Illustration: a stylized residential purchase and sale agreement with invented, generic values and fictional parties named A. Buyer and S. Seller. The extraction model draws bounding boxes around fields with confidence scores. Purchase price reads 98 percent and closing date 94 percent, both high confidence. Financing contingency reads 73 percent, below threshold, so it routes to a human review panel with an approve action. The accuracy ticker climbs from 85 percent to 98 percent and above, which is what automation achieves alone; a review stamp then appears reading approximately 100 percent on review-gated compliance fields, which is what the machine-plus-human system delivers.

Human review

Financing contingency

21 days

73% confidence, below threshold. Routed for review.

the editor layer

98%+

automated field accuracy, from an 85% baseline, measured in production

with human review

~100% on review-gated compliance fields

05

The eval practice

No model rollout shipped without passing the eval practice: golden datasets, per-field accuracy gates, and production quality monitoring. This is the system that turns AI that demos well into AI that professionals trust with compliance documents.
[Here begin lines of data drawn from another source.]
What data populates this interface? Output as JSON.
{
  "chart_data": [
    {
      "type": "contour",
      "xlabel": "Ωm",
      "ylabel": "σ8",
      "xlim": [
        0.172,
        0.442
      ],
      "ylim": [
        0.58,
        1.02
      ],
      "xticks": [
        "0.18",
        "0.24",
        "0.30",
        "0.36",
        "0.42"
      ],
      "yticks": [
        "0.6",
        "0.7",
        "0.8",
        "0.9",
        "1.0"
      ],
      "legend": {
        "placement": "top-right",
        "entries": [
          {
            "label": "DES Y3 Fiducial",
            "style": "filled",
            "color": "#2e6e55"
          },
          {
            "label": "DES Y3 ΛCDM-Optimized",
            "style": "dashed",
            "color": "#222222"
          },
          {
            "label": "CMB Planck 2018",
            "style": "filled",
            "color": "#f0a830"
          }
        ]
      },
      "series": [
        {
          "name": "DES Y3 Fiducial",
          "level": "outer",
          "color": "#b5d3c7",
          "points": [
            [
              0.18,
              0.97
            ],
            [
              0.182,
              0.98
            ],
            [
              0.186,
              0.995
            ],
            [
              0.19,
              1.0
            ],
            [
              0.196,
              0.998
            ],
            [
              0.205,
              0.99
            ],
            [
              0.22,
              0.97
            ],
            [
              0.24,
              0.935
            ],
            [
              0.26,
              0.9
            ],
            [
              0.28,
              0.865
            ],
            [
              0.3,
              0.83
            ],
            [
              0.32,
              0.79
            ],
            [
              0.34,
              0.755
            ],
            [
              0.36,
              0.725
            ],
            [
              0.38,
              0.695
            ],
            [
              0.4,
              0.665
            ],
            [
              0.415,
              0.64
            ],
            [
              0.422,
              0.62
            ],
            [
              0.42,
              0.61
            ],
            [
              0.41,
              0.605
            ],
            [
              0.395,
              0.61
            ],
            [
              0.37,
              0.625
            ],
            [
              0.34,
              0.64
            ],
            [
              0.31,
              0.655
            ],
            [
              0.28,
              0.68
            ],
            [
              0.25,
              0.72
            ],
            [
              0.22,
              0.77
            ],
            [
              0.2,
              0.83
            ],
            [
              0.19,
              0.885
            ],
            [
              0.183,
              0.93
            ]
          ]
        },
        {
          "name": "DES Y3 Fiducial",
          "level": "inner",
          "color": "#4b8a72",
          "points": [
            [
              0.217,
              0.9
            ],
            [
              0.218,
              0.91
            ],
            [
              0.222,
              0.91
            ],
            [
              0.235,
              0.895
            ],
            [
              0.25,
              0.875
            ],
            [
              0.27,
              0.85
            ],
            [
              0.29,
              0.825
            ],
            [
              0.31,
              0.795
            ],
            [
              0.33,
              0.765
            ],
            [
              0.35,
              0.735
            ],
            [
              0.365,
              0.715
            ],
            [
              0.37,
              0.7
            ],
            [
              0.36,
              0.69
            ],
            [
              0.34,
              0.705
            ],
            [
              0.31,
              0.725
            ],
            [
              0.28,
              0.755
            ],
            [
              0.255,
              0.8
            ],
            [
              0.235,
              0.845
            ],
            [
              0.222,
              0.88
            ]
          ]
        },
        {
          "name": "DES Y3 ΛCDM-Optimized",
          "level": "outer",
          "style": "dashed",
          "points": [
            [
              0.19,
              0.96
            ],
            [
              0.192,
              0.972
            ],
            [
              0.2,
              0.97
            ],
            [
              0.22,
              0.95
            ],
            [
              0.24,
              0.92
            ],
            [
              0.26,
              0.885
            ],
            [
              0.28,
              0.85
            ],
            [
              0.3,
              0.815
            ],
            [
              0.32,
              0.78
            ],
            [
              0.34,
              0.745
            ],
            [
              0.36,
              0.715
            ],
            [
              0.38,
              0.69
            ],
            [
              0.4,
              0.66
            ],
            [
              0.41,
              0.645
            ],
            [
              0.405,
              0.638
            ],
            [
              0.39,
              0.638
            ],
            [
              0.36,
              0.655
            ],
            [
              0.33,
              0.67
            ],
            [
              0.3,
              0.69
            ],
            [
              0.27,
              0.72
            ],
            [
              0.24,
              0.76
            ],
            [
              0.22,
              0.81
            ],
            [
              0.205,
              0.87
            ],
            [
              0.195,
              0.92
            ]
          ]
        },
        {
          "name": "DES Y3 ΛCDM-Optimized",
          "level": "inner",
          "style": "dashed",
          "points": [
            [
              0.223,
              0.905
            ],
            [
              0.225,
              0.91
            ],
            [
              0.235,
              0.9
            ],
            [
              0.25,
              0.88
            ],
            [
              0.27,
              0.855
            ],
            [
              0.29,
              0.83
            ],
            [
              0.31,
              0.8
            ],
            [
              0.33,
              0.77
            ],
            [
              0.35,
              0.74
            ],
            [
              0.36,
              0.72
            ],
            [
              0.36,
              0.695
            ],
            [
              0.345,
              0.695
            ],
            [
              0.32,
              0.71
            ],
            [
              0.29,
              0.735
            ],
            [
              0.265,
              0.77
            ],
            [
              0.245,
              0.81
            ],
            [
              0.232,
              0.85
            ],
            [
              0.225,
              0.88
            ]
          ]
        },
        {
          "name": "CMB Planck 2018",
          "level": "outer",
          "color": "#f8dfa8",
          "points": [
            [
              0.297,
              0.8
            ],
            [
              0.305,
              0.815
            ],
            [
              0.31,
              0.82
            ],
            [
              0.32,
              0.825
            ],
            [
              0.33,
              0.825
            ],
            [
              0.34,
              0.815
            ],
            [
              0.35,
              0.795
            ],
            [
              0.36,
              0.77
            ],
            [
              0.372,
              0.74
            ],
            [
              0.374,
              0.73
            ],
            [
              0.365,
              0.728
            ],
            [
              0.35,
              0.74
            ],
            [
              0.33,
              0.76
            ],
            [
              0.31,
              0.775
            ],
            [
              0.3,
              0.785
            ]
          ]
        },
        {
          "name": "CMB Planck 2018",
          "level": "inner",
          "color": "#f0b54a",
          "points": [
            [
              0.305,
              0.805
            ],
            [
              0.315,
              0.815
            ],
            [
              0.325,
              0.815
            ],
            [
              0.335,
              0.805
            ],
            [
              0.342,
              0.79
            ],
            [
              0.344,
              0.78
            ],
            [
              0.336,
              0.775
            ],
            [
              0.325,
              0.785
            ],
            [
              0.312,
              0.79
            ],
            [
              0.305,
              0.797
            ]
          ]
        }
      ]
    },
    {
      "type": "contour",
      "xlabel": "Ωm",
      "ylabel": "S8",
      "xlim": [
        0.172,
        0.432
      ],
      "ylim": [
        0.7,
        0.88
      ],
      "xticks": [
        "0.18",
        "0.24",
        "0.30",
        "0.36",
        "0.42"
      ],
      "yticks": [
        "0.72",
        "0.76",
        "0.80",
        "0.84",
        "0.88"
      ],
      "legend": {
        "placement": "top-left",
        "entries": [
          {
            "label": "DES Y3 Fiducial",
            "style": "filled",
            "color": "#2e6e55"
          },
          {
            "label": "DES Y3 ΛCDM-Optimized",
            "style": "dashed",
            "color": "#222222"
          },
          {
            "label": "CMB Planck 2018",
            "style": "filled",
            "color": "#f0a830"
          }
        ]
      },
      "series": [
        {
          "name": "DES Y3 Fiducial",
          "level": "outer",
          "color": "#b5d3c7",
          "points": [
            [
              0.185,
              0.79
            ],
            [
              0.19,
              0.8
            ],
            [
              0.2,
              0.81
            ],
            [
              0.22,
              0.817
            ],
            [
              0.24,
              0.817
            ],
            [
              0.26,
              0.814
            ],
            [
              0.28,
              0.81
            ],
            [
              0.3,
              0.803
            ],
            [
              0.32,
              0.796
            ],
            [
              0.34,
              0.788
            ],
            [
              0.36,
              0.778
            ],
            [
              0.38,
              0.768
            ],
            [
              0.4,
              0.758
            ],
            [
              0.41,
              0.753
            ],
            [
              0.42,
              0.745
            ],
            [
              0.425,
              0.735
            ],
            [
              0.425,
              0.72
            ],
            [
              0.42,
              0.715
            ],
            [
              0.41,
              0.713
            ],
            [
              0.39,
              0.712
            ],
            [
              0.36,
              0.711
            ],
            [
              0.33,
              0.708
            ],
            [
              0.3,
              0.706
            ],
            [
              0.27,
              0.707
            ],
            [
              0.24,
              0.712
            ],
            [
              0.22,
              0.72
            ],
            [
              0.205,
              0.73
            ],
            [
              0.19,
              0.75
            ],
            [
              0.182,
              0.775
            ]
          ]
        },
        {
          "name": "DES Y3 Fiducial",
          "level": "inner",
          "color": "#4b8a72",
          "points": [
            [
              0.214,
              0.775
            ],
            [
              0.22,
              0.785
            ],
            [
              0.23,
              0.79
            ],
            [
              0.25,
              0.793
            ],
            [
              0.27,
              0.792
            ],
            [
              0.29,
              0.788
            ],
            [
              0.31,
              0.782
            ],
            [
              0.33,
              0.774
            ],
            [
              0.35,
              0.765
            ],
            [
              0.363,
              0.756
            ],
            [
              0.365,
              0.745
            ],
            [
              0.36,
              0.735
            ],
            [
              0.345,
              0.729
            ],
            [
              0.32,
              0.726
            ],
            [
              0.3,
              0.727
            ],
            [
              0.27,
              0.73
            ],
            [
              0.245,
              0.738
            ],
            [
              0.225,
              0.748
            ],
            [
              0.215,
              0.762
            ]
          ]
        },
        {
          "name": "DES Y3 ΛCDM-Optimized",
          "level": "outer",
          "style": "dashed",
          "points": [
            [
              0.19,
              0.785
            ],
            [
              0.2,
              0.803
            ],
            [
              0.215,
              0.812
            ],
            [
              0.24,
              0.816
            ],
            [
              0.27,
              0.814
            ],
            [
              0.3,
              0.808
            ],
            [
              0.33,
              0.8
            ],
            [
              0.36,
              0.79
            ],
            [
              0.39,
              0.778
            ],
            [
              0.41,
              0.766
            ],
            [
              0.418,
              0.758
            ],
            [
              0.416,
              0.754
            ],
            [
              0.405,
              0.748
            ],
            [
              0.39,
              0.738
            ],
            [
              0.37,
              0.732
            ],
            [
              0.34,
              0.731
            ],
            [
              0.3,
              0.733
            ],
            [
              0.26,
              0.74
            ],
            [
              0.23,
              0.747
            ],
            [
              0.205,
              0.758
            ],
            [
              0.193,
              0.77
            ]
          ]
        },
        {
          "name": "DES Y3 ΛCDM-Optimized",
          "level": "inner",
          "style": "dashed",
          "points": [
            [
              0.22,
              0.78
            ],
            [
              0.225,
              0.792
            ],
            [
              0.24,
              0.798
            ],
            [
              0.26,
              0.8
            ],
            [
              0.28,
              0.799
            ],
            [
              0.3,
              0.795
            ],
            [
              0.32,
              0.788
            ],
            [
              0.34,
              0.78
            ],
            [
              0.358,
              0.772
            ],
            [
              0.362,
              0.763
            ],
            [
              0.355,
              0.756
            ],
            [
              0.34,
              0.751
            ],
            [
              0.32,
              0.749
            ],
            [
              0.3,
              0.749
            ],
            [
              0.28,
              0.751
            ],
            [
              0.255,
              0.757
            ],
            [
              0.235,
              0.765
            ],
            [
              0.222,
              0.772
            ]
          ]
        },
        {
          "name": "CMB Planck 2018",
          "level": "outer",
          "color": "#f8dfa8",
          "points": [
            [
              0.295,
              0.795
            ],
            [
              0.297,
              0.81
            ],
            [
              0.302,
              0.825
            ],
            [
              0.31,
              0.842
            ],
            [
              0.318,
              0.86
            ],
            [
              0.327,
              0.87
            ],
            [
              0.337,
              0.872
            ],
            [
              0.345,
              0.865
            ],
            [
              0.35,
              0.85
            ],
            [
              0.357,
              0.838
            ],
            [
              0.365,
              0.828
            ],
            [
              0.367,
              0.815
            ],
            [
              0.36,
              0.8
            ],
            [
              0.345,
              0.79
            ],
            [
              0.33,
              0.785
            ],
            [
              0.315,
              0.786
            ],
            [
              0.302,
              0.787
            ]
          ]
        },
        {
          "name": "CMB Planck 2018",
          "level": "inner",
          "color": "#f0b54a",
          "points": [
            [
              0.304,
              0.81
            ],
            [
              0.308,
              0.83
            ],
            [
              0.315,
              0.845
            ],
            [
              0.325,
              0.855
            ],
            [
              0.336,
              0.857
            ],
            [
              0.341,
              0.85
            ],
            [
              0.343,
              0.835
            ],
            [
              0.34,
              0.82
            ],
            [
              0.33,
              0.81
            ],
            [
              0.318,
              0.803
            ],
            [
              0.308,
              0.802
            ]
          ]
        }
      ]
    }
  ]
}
It is also the receipt behind the headline number. 98%+ automated is not a demo metric; it is measured, gated, and monitored in production. And on review-gated compliance fields, the machine-plus-human system reached ~100%.

06

Guardrails and human review

The human-in-the-loop layer was a product decision, not a fallback. Compliance-critical fields always earn review; confidence thresholds decide everything else. Reviewer corrections flow back into quality monitoring, so the system gets more trustworthy with use.

The model is never the product. The evals, guardrails, and review systems that earn a professional's trust are the product. That pattern, agents draft and the human reviews, is the same one that now runs a real business.

07

Results

  • 1M+ documents a year

    across the multi-tenant platform

  • ~85% to 98%+ automated accuracy

    and ~100% on review-gated compliance fields, machine plus human

  • 8 business units, 20+ teams

    at 95%+ platform accuracy

  • 2x landlord activation

    with market share from 18% to 30%

  • ~60% less admin time per deal

    in early pilots of the AI-first workflow product

  • $2M+ annual licensing cost eliminated

    via build-vs-buy across 3 vendors plus an internal PoC, integrated in ~4 weeks

The platform earned its place by being boring in the best way: measured, gated, reviewed. That is what “from demo to production” means.